When you are self-aware and self-sufficient, you will have a strong connection to yourself that no bad encounter can easily break. With strong self-sufficiency, your sensitivity won’t present that much of a problem because you are fully aware of your strength and weakness and, you know which one to enable at different times.
As a highly sensitive person, you need to get away from all the regular activities you expose yourself to and take the time to hibernate, refresh, and recharge. Getting away from your partner and things that trigger heightened emotions is good for you and it will help you stay on top of every circumstance you might face.
Someone prone to height sensitivity needs to maintain a balanced lifestyle. You can’t afford to feel too much or too little because your life doesn’t thrive on extreme ends of the spectrum. You need to maintain a balance of health and fun in your relationship and individual life.
Just like the getaway trip, consider going on a long due vacation, or taking a weekend break to a place you’ve always wanted to go. As long as you come back refreshed and ready to tackle fresh challenges, you’ll be fine.
It is difficult to stop a sensitive person from being completely sensitive but it is possible to control how sensitive you usually feel. You can stop being so sensitive by reducing the way you focus on other people’s needs and how you let their actions affect you.
To control your emotions in a relationship, you need to accept that you are sufficient on your own and tell yourself that even without a man, you can do fine by yourself. When you have this at the forefront of your mind, you won’t be badly affected by what your partner does.
You are not immune to high sensitivity because of the way you’re naturally wired. As such, you are attuned to other people’s pain, joy, displeasure, comfort, and whatever emotion they are currently feeling.
You can date a highly sensitive person by firstly understanding that he cares so much about you and you shouldn’t take advantage of his love for you. He probably puts your needs before his and is ready to do anything to make you happy. However, you must be ready to deal with the downside of dating a highly sensitive person, which is that he can become so overwhelmed that you will feel overwhelmed by extension.

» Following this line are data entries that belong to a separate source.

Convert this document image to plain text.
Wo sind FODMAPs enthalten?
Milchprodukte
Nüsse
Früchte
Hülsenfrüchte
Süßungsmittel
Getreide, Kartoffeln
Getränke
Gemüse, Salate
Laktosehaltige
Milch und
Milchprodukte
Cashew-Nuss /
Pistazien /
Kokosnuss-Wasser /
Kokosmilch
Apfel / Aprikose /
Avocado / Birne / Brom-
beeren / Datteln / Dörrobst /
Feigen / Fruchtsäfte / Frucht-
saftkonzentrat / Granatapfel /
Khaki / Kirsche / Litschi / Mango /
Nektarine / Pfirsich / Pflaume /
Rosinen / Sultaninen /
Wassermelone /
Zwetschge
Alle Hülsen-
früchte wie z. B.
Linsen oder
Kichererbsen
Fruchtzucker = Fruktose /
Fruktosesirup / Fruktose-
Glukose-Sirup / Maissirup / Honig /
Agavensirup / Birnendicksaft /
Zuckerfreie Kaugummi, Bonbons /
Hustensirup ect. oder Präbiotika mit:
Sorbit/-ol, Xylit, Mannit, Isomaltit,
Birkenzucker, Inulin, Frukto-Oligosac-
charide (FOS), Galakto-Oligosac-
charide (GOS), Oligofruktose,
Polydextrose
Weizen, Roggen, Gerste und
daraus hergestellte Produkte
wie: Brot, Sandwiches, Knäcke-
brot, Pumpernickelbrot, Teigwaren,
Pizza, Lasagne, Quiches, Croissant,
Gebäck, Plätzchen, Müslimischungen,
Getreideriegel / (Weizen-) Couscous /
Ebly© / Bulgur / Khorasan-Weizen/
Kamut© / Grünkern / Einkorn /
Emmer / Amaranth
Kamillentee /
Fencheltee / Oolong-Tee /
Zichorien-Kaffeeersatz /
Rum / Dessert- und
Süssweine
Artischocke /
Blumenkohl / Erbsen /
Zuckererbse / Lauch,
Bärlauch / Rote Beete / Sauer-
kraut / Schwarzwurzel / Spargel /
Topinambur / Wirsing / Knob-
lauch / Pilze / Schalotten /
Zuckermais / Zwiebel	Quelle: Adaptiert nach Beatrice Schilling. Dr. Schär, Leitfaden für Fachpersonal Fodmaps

Being sensitive is not entirely a weakness. More often than not, even though sensitivity can become too much for the giver and receiver, it feeds the intuition which can save you from a lot of pain you might face if you don’t yield to how you feel.
Empathy and deep connection are peculiar factors that sensitive people express towards other people. However, if you’re not careful, you will lose these factors in yourself. The purpose of the tips in this article is to help you channel these factors towards living a fuller life and build meaningful relationships without losing yourself.